Der Meeresspiegel hat eine Schwelle geknackt: Um zehn Zentimeter ist er seit  Beginn der Satellitenmessungen gestiegen. Wolfgang Hassenstein sorgt sich um Lebensbedingungen, die in der Erdgeschichte nie so gut waren wie jetzt

Heute früh im Radio berichtete der Moderator im Plauderton von den Klimaprotesten in Berlin, wo sich Aktivistinnen und Aktivisten mit Spezialkleber an Autobahnauffahrten festgeklebt hatten. Er frage sich, ob solche Aktionen „angemessen“ seien. Bei diesem Wort blieb ich hängen. Eine Zumutung, klar. Potenziell gefährlich und möglicherweise kontraproduktiv. Die Frage aber, ob die Protestform „angemessen“ sei, erschien mir angesichts der Lage des Planeten – irgendwie unangemessen.

Apropos messen: Das Messen physikalischer Größen ist eine zentrale wissenschaftliche Methode. Und bekanntlich sind die Folgen des verstärkten Treibhauseffekts, von schlauen Köpfen einst prognostiziert, längst messbar: Tausende Wetterstationen, Messbojen und Satelliten liefern täglich Millionen Daten, die die erwarteten planetarischen Veränderungen belegen. Auf der Website meereisportal.de kann man zum Beispiel „live“ verfolgen, wie das Packeis schwindet. Stärkere Wirbelstürme, schrumpfende Schneedecken, blockierte Großwetterlagen – alles wird gemessen.

Nebenstehend drucken wir in jeder Ausgabe drei klimabezogene Messwerte: Erstens die atmosphärische CO2-Konzentration, gemessen auf dem Mauna Loa auf Hawaii – sie steigt noch immer und ist der Kern allen Übels; die Ursachen sind hinreichend bekannt. Zweitens die Veränderung der globalen Temperatur: Sie hat sich infolge der steigenden Treibhausgaskonzentration gegenüber dem Vergleichszeitraum 1951 bis 1980 bereits um gut 0,9 Grad Celsius, seit Beginn der Industrialisierung schon um rund ein Grad erhöht. Und drittens, durch die Erwärmung bedingt: die Veränderung des Meeresspiegels. Die Zahlen mögen auf Dauer etwas langweilig werden (weshalb wir Sie auch nicht auf ewig damit belämmern wollen), letztere aber hat nun eine Grenze geknackt: Seit Beginn der präzisen Messungen per Satellit 1993 ist der Meeresspiegel um zehn Zentimeter gestiegen.
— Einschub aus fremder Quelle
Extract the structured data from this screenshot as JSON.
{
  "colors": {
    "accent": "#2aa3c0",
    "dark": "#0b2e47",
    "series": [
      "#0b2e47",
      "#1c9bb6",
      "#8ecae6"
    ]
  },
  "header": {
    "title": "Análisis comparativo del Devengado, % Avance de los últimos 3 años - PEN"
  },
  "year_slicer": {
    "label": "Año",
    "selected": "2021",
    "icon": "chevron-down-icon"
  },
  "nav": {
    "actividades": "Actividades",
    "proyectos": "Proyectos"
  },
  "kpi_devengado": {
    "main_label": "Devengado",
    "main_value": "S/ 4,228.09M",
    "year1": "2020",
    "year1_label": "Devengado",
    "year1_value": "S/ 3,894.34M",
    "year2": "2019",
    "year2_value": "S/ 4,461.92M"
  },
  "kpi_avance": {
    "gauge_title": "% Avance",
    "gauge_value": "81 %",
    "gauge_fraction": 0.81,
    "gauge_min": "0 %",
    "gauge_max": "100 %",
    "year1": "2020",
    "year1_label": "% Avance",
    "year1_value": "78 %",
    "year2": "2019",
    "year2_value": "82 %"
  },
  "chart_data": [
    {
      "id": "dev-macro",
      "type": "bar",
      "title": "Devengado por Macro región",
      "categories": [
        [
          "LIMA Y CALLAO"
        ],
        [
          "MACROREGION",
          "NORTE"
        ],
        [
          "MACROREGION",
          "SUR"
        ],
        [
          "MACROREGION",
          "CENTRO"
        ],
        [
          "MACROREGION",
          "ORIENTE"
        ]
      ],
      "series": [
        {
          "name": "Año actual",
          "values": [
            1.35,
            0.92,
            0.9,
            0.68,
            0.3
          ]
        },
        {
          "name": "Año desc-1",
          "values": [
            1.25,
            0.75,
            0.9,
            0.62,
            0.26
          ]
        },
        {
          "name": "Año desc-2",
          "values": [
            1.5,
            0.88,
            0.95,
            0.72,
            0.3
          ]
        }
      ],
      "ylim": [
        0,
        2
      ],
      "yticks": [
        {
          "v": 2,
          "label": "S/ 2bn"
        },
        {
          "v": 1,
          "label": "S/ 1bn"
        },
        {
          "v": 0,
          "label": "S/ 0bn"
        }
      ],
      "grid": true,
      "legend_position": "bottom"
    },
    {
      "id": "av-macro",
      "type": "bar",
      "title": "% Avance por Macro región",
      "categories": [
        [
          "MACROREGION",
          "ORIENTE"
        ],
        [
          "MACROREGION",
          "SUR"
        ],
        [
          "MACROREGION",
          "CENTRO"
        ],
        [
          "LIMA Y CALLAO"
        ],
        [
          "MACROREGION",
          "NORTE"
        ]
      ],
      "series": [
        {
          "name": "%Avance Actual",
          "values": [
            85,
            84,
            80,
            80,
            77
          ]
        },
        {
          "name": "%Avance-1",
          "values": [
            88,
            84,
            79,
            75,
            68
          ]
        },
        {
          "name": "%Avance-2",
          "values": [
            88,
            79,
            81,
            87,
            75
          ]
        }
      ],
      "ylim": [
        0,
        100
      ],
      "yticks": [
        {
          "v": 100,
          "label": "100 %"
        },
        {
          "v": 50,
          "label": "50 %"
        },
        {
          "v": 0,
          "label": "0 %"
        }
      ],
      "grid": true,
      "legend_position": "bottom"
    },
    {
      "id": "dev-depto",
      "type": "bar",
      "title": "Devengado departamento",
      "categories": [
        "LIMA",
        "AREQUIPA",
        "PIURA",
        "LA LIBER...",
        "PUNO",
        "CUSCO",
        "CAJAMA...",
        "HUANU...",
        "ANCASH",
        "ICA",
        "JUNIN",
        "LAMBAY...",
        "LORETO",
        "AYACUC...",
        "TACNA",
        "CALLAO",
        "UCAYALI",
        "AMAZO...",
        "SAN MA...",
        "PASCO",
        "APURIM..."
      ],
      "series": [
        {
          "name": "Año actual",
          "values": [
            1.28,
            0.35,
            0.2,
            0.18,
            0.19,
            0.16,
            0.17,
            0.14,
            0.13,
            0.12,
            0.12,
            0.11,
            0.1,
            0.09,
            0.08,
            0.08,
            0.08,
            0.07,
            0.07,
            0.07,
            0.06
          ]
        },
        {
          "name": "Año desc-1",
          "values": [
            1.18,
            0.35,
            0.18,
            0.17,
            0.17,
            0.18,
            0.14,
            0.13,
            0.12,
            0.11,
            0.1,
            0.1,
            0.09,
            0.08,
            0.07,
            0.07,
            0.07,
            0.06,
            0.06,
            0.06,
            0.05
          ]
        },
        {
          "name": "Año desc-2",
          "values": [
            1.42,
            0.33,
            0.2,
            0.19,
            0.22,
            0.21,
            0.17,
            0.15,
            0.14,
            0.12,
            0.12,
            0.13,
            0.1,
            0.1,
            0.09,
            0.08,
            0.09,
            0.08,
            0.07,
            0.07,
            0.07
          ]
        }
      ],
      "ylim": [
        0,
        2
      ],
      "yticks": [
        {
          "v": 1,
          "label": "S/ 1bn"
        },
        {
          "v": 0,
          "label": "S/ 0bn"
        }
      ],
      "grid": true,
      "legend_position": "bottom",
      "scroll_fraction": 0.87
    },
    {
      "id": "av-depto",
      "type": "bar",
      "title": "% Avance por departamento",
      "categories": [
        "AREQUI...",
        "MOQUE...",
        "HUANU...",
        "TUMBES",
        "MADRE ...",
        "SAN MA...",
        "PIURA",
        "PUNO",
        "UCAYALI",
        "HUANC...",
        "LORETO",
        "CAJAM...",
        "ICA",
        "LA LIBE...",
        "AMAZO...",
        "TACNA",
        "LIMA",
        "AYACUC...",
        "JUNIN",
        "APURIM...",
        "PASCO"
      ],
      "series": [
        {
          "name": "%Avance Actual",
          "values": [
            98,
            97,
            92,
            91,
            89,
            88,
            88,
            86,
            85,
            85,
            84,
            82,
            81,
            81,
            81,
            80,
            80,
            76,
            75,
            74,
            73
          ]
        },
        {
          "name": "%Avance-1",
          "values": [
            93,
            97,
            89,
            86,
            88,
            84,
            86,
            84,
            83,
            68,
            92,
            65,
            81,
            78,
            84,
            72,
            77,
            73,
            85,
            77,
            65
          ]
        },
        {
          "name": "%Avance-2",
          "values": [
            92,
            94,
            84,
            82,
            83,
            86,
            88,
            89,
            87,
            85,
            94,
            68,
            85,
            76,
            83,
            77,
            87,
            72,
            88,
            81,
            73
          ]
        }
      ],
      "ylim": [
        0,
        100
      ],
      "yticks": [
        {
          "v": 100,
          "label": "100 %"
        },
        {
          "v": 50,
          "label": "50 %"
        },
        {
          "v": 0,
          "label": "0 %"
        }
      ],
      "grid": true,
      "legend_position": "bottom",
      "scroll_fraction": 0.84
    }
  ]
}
Zu dieser Zeit, Anfang der Neunziger, schrieb ich als Biologiestudent im Fach Meeresphysik eine Arbeit über „historische Meeresspiegelschwankungen“ – ein Aha-Erlebnis. Denn damals wurde mir anhand zweier Kurven bewusst, was für Glückspilze wir alle sind. Die erste betrifft die globale Temperatur, aus grönländischen Eisbohrkernen rekonstruiert: Sie hatte über Hundertausende Jahre geschwankt, beruhigte sich aber vor zehntausend Jahren auf wundersame Weise. Der Meeresspiegel stieg zunächst noch stark, pendelte sich dann aber nahe dem heutigen Niveau ein. Das „Holozän“ wurde zur wohl temperierten Komfortzone, in der die Menschen sesshaft wurden – und immer mehr.

Der zweite Glücksfall ist die „hypsografische Kurve“: Sie zeigt die Höhenverteilung der Erdoberfläche, die im Bereich über dem nun stabilen Meeresspiegel stark abgeflacht ist. Wir Menschen breiteten uns in dieser klimatisch günstigsten Höhenzone aus, besonders zahlreich in den wachsenden, fruchtbaren Flussdeltas von Nil, Mekong und Ganges. Weltweit liegen die meisten Millionenstädte am Meer.

Keine Frage: Menschen, die sich im Berufsverkehr auf Autobahnauffahrten festkleben, sind ein Ärgernis und stören die mobile Komfortzone. Aber ich frage mich, welche Protestform „angemessen“ sein könnte, um auf ein Problem dieser Größe aufmerksam zu machen: dass uns die Zeit davonläuft, um die kostbare klimatische Komfortzone der Menschheit zu retten.